High wind speeds in the first quarter of 2017 brought record levels of wind generation to the UK power market. This was in sharp contrast to the fourth quarter of 2016, when low wind generation levels combined with low levels of interconnector imports created high electricity market prices.
These are the findings of energy market monitoring firm EnAppSys, which has published its latest report on the performance of the British electricity market in the first three months of this year. It makes for good reading for renewable energy sector interests.
In the January to March period electricity prices dropped by 10 per cent from the previous quarter as availability levels at power stations increased, with plants able to become fully available by the turn of the year. This, coupled with increased levels of net power imports from Ireland and the continent, helped to increase supply margin – the difference between capacity and demand. The wider margins ensured that the market was less volatile than it had been in Q4 2016, when prices rocketed amid unfavourable market conditions.
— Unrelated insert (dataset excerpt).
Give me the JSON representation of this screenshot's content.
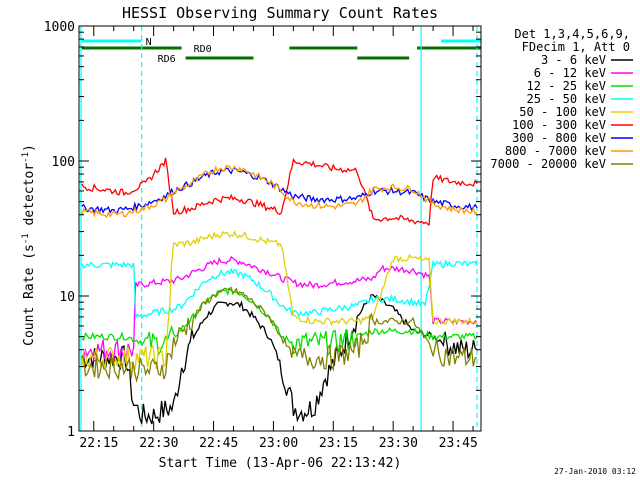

After the disappointing Q4 2016, the first quarter of 2017, by contrast, saw a record 11.3TWh of generation at wind farms, up 23 per cent on the previous quarter. Gas-fired power generation was slightly supressed by this but nonetheless remained the dominant power source, providing 40.7 per cent of Britain’s energy needs during the period.
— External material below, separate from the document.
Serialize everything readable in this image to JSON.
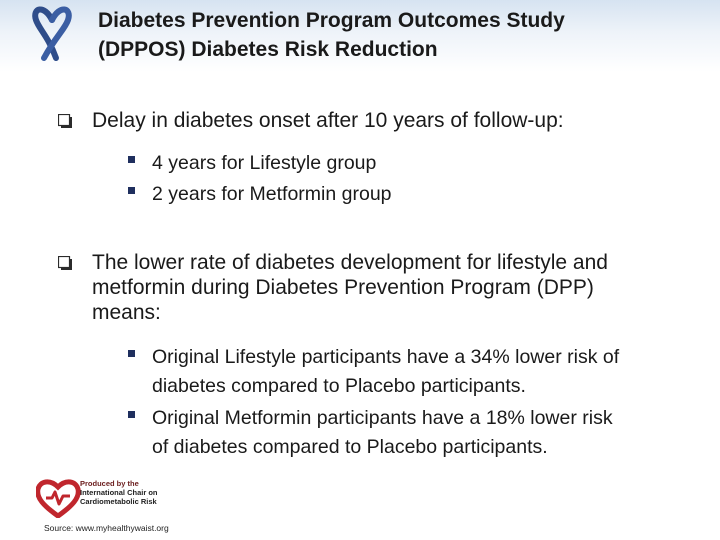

Coal generation remained relatively low despite a 21 per cent increase from the previous quarter due to improvements in the relative cost of production versus gas. This represented a significant rebound from the very low levels of coal-fired power generation seen over the summer months when it plummeted to record low levels.
If extended, this rebound could represent something of a reprieve for some coal stations, with Eggborough coming back into the market in winter 2017/18, although the long-term market outlook still looks set to favour gas over coal as the primary source of conventional power production.
Levels of market activity in the summer are likely to continue in a similar vein to that seen in the first quarter, with levels of solar generation having picked up considerably year-on-year and imports from France returning to normal after issues at nuclear plants were resolved.
This activity meant that Britain’s fuel mix during Q1 was derived from: CCGT plants (40.7 per cent), renewables (23.4 per cent), nuclear (20.1 per cent), coal (11.8 per cent) and interconnectors (3.9 per cent).
Paul Verrill, director of EnAppSys, said: “The contrast between the two quarters in winter 2016/17 was vast. While the final quarter of 2016 saw low winds, low power imports and low availability – translating into high prices – the first quarter of 2016 saw completely different market activity, translating into much lower prices.”
“This highlights how much the market is now floating on levels of wind generation, and as warmer weather hits the system this trend will continue into the summer where solar generation will once again conduct proceedings.”
“National Grid has recently released figures showing that solar capacity is expected to hit 13.5GW by February 2018 and, in a market that typically has average demand of 30GW in the peak of summer, renewable sources now represent a lot of potential generation.
“The system price peak at £293/MWh in Q1 2017 was a huge fall from the £1,529/MWh recorded in the previous quarter. This shows how the system became easier to manage in the first three months of this year once renewable generation levels increased. Indeed, there was no need for intervention from National Grid’s Supplemental Balancing Reserve back-up service during this or the whole winter period.
“Higher levels of margin are forecast to arrive for winter 2017/18 as the introduction of the capacity mechanism incentivizes plant operators to increase availability of capacity around tight periods. This will make it easier to manage the system and reduce the likelihood of blackouts, although volatility will still be expected around changing renewable levels.”